I had to back up yesterday for my sons birthday.
It was a cracking day and ended up on the corona's of all things. They were bloody easy to drink.

It got me thinking
.. that by the next meet it will be getting pretty hot...so maybe "Lawnmower " beer would be a good style to brew.

real thirst quenchers ...??


----------



## humulus (17/10/11)

beernorks said:


> I had to back up yesterday for my sons birthday.
> It was a cracking day and ended up on the corona's of all things. They were bloody easy to drink.
> 
> It got me thinking
> ...


Spot on Norks reckon and easy drinking "lawnmower beer" theme is the go
When the next date?
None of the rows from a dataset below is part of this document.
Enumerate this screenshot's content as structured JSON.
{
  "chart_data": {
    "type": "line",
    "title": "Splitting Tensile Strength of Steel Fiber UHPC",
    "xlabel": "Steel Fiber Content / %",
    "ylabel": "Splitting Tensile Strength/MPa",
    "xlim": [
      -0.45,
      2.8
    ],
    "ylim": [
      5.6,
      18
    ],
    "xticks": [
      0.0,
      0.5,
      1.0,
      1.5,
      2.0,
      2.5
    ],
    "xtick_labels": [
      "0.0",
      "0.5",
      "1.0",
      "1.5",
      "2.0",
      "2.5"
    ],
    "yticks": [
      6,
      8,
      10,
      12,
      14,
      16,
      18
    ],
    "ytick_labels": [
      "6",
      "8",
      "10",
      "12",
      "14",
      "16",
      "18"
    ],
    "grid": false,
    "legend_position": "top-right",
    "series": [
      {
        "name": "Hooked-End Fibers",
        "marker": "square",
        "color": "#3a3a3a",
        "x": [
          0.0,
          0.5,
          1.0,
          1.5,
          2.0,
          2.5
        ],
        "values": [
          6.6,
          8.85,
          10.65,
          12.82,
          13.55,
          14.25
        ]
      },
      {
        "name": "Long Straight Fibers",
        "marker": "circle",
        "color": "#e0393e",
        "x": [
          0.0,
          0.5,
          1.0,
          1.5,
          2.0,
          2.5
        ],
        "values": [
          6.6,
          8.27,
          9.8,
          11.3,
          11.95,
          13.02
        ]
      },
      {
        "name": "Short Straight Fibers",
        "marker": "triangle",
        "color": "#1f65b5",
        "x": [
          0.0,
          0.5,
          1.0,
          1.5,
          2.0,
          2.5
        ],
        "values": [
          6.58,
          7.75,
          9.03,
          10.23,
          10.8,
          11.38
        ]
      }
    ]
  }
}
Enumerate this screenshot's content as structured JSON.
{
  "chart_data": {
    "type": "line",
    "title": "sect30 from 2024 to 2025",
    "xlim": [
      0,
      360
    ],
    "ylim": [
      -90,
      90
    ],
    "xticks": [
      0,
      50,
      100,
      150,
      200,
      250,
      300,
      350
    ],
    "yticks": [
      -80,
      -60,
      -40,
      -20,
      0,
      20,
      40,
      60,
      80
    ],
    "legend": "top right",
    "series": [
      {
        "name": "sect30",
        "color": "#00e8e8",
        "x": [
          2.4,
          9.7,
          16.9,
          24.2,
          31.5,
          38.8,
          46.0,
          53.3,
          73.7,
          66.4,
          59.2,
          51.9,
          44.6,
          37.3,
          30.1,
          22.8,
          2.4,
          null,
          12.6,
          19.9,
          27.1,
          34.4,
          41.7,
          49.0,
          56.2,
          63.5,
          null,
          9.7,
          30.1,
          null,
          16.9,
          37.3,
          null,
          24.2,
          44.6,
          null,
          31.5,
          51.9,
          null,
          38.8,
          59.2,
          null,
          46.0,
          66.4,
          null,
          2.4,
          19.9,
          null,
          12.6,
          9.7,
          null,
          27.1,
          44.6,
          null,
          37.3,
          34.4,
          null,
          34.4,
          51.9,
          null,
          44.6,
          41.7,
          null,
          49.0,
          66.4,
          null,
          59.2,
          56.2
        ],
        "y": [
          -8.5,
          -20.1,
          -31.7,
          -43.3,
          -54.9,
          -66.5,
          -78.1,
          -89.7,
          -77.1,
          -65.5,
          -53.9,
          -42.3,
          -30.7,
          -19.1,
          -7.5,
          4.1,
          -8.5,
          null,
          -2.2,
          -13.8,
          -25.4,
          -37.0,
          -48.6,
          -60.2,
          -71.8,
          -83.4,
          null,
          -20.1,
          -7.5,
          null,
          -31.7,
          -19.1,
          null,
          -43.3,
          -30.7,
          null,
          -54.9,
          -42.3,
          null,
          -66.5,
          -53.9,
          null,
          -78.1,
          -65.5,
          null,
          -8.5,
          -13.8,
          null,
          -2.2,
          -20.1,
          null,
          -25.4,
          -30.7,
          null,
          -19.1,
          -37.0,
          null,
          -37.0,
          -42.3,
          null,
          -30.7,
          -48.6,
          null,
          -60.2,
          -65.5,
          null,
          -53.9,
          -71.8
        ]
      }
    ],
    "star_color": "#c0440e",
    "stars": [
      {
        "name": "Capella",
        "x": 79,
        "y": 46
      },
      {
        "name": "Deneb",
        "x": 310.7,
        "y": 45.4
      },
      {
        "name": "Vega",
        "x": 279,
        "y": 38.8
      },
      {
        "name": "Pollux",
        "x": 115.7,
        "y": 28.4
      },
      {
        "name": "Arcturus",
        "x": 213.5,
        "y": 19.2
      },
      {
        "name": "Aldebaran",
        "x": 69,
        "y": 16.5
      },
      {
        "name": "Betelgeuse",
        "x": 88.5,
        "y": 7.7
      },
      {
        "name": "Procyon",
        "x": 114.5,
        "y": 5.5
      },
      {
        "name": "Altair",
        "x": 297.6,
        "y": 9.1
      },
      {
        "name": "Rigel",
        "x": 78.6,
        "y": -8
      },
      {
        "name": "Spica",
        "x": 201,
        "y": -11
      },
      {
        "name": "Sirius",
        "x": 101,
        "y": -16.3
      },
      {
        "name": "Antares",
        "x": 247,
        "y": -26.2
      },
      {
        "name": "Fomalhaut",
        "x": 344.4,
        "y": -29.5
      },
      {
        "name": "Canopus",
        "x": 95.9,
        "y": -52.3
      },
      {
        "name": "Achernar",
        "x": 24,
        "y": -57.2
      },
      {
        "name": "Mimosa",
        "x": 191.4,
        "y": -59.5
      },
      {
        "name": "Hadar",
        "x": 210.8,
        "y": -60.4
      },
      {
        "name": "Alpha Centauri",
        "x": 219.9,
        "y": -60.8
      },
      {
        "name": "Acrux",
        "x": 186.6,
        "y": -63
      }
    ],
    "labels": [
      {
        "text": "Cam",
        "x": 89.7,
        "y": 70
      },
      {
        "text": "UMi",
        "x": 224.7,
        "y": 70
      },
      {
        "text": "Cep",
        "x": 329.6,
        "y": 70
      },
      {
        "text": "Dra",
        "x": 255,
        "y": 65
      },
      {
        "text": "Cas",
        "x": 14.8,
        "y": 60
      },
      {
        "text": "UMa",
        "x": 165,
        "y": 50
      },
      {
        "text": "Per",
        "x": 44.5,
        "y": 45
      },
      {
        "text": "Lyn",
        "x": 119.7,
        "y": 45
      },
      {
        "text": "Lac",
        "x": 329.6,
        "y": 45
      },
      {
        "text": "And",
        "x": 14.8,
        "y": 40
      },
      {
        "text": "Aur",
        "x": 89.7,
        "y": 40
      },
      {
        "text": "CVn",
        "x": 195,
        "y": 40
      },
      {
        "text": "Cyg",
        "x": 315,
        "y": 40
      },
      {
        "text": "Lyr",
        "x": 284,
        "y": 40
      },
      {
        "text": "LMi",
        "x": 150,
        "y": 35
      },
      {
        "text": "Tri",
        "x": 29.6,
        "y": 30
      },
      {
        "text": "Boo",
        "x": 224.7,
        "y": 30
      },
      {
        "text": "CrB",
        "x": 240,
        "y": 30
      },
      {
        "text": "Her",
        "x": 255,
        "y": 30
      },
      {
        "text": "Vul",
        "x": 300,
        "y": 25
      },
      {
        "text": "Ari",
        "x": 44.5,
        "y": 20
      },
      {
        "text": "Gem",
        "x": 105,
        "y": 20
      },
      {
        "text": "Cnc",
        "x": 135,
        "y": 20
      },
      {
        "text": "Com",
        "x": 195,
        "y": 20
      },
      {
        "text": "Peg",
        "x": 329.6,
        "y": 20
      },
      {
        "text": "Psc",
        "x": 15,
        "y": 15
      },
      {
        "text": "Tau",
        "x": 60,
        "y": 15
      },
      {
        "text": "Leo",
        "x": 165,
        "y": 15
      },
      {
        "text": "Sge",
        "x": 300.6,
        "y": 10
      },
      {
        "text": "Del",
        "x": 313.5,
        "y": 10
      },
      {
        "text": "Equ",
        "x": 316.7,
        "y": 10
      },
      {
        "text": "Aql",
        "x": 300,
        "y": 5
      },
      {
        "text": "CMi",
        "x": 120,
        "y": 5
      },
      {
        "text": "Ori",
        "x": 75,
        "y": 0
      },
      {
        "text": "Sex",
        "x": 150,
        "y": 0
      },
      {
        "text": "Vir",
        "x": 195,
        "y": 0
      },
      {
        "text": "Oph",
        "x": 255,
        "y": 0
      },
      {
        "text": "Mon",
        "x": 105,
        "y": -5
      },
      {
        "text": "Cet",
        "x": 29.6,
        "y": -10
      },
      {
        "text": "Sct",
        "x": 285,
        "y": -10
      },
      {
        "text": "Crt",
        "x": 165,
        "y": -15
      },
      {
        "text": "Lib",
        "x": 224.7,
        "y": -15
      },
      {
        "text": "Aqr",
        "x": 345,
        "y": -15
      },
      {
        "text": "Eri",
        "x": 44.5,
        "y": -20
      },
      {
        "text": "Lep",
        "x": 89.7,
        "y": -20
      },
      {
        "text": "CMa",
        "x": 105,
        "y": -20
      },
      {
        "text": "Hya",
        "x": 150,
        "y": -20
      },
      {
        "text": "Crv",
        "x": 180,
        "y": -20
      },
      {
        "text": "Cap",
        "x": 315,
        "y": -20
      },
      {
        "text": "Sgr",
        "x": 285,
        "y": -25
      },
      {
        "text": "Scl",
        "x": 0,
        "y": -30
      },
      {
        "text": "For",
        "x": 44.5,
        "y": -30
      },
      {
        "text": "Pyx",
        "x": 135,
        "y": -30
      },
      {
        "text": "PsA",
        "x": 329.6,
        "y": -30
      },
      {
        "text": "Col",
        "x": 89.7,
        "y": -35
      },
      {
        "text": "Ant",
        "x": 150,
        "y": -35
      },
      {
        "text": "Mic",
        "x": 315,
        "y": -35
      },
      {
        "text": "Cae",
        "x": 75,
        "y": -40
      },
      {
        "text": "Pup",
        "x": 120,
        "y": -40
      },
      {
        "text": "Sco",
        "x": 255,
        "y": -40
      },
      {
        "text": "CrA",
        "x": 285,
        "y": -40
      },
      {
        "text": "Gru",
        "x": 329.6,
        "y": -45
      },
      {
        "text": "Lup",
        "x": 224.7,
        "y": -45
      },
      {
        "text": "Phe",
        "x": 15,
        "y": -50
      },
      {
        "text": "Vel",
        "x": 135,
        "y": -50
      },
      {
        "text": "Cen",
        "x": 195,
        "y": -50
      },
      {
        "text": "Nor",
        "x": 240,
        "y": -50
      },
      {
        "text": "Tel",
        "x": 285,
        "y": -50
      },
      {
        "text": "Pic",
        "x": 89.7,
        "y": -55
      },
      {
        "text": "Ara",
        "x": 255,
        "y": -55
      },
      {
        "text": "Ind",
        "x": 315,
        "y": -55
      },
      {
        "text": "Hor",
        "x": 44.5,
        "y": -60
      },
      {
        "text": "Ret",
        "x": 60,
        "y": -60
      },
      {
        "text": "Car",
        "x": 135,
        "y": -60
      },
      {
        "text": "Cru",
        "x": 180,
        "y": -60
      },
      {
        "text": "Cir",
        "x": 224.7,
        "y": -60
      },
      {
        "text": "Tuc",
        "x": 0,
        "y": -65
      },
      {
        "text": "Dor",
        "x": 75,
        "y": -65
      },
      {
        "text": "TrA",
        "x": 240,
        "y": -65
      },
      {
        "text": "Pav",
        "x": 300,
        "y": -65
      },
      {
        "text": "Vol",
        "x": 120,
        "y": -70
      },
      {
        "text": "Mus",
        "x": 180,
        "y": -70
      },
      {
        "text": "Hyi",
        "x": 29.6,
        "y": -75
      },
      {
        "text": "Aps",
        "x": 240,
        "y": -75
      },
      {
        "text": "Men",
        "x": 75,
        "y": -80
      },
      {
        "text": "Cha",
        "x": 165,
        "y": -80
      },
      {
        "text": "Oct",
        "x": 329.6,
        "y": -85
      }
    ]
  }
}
Decemberish?


----------



## flano (17/10/11)

humulus said:


> Spot on Norks reckon and easy drinking "lawnmower beer" theme is the go
> When the next date? Decemberish?



I think Dec would be good .
Only problem would be xmas partys etc.
I am no good for last weekend in Nov...going to Port Macqaurie with the boys...might squeeze in a arvo at the little brewing comp.

oh and that pic is great.
The first one we had didn't do it for me.
The bar was way too good  ...a real homebrew club photo is always taken in a garage with heaps of buckets and stuff piled to the roof.


----------



## felon (17/10/11)

I'm working all the weekends in Dec. I guess I will have to get some leave from work.


----------



## humulus (17/10/11)

felon said:


> I'm working all the weekends in Dec. I guess I will have to get some leave from work.


Just looked at my roster how about 26th of Nov for our xmas bash? can have it here again if there is no other venue!


----------



## megs80 (17/10/11)

Cheers Glenn for a great day. We must have behaved ourselves if your inviting us back . Can't belive how hammered I was when I left. The beligian triple meets going to he interesting. The 26th is good for me. Lawnmower beer sounds good. Something around 3.5 - 4.5% and real dry? Is that pretty much Tue go?

Cheersa
Alex


----------



## humulus (17/10/11)

megs80 said:


> Cheers Glenn for a great day. We must have behaved ourselves if your inviting us back . Can't belive how hammered I was when I left. The beligian triple meets going to he interesting. The 26th is good for me. Lawnmower beer sounds good. Something around 3.5 - 4.5% and real dry? Is that pretty much Tue go?
> 
> Cheersa
> Alex


Yep lawnmower sounds good i reckon any horsepower as well,be interesting if anyone can do a lawnmower beer that can hide the alcohol say 5/6%
Or another idea is brew your favourite house style,the one that you always have in the keg/bottle!!.....ive rolled up the slab poster ready for our next meet
cheers Glenn


----------



## Tim (17/10/11)

Travelling for work has denied me from the first two SLAB meetings. Fingers crossed I can make no. 3.


----------



## flano (17/10/11)

I am no good for 26th on Nov.

but I can live with the shame of missing a SLAB meeting...just.


----------



## jpScarfac3 (17/10/11)

I'm available for 26th of Nov and 3rd Dec.


----------



## bowser (17/10/11)

26th is doable for me.


----------



## felon (17/10/11)

26th is o.k. I finish work at 6am. If I have a few hours snooze, I am fine with breakfast beers. :chug:
I don't mind having it at my place.


----------



## Blackapple (19/10/11)

My place is on the cards as well, but apparently I have to have the deck finished before my "beer friends" can come.
Looks like next year for my joint.


----------